As an alternative, you could start by doing a full time National Certificate (NC) in Landbased Engineering. College requirements vary, but are usually around 2-4 subjects at National 4 or 5 including English, Maths and a science subject. Some colleges may also require practical experience.
Scotland’s Rural College (SRUC) offer qualifications related to landbased engineering and technology.
You should be physically fit.
Certain colour vision conditions may affect entry to careers in this branch of engineering.
You need a driving licence, possibly one including driving heavy vehicles on public roads.
Most landbased mechanics work for specialist machinery companies, large farms, sports organisations such as golf clubs or local authority parks departments. There are more opportunities in rural areas.
an understanding of strict health and safety rules
an interest in engineering and machinery
good practical skills
good problem solving skills
patience for investigating faults
a reasonable level of physical fitness.
You need to be able to:
find faults and make quick repairs
understand technical manuals and diagrams
use your initiative as you may have to work alone in remote areas
communicate clearly to discuss faults and repairs.

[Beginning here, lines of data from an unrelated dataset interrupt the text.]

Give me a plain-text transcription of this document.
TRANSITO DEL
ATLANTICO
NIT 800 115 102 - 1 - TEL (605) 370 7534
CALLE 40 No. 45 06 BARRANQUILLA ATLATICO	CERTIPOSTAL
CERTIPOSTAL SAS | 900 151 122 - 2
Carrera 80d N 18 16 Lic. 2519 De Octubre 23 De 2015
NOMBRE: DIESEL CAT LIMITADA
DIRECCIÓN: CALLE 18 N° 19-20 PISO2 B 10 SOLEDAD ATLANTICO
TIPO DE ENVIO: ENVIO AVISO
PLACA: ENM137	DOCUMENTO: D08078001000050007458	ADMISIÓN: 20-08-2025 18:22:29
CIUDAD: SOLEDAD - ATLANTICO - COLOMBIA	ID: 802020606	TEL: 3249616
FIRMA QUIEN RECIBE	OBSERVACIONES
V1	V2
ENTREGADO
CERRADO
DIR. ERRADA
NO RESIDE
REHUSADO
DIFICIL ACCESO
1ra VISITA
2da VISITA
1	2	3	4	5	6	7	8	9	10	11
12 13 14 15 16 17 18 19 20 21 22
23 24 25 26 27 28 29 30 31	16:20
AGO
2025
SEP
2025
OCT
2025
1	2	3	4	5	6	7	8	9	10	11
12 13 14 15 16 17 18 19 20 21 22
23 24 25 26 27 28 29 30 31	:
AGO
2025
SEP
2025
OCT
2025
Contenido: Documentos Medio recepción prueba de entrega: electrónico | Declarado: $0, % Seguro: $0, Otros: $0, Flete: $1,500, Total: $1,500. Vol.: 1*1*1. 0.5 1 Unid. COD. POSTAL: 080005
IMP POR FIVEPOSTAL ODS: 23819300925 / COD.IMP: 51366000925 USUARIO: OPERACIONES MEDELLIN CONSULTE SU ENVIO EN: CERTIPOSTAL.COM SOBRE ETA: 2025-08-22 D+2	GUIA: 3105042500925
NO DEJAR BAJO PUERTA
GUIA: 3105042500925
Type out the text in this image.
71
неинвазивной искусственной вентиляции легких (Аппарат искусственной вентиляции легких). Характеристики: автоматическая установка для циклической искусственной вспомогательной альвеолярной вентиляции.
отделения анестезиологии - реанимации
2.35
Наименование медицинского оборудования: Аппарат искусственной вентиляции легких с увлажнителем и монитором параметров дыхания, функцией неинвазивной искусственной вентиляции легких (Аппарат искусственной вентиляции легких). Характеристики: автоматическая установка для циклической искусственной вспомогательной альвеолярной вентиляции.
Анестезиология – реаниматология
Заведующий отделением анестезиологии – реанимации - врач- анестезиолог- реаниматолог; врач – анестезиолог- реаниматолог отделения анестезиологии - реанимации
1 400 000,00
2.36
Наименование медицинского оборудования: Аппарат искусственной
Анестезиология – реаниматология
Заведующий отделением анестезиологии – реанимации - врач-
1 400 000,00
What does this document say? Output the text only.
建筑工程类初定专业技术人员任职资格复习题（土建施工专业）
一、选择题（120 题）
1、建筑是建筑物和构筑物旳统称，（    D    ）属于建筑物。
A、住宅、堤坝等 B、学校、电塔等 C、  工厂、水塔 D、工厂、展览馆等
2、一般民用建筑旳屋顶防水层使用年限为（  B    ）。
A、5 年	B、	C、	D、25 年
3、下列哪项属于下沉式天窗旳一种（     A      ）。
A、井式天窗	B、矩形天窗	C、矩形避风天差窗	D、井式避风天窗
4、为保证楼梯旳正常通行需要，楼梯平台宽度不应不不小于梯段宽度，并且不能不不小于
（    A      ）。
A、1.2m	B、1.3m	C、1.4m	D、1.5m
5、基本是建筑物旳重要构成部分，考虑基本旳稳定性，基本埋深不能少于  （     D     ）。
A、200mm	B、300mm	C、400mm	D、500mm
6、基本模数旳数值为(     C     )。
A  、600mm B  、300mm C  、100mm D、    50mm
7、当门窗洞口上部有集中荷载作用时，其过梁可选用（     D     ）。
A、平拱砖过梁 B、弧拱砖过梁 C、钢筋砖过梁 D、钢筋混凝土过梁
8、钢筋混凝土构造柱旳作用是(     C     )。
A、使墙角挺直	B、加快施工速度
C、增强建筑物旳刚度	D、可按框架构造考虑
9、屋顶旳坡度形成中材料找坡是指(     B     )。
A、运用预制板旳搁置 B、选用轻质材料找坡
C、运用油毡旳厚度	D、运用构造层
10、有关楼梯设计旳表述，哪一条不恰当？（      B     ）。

If you do a Modern Apprenticeship, a combination of on the job and off the job training would lead to Scottish Vocational Qualifications (SVQs) in Landbased Engineering (Agriculture, Arboriculture/Forestry or Ground Care) at SCQF Levels 5 and 6.
On completion of your Apprenticeship you may be eligible to register with the Institution of Agricultural Engineers as a technician at the Intermediate level of the Landbased Technician Accreditation (LTA) scheme.
If you do a course at college first, you would then take a job with an employer and continue with further training to the required standard.
You need to keep up to date with changing technology.
Some mechanics specialise in working with a particular type of machinery.
With further experience and training you could work your way up to the Advanced and Master levels of the LTA scheme.
You could be promoted to be a supervisor or manager after suitable experience.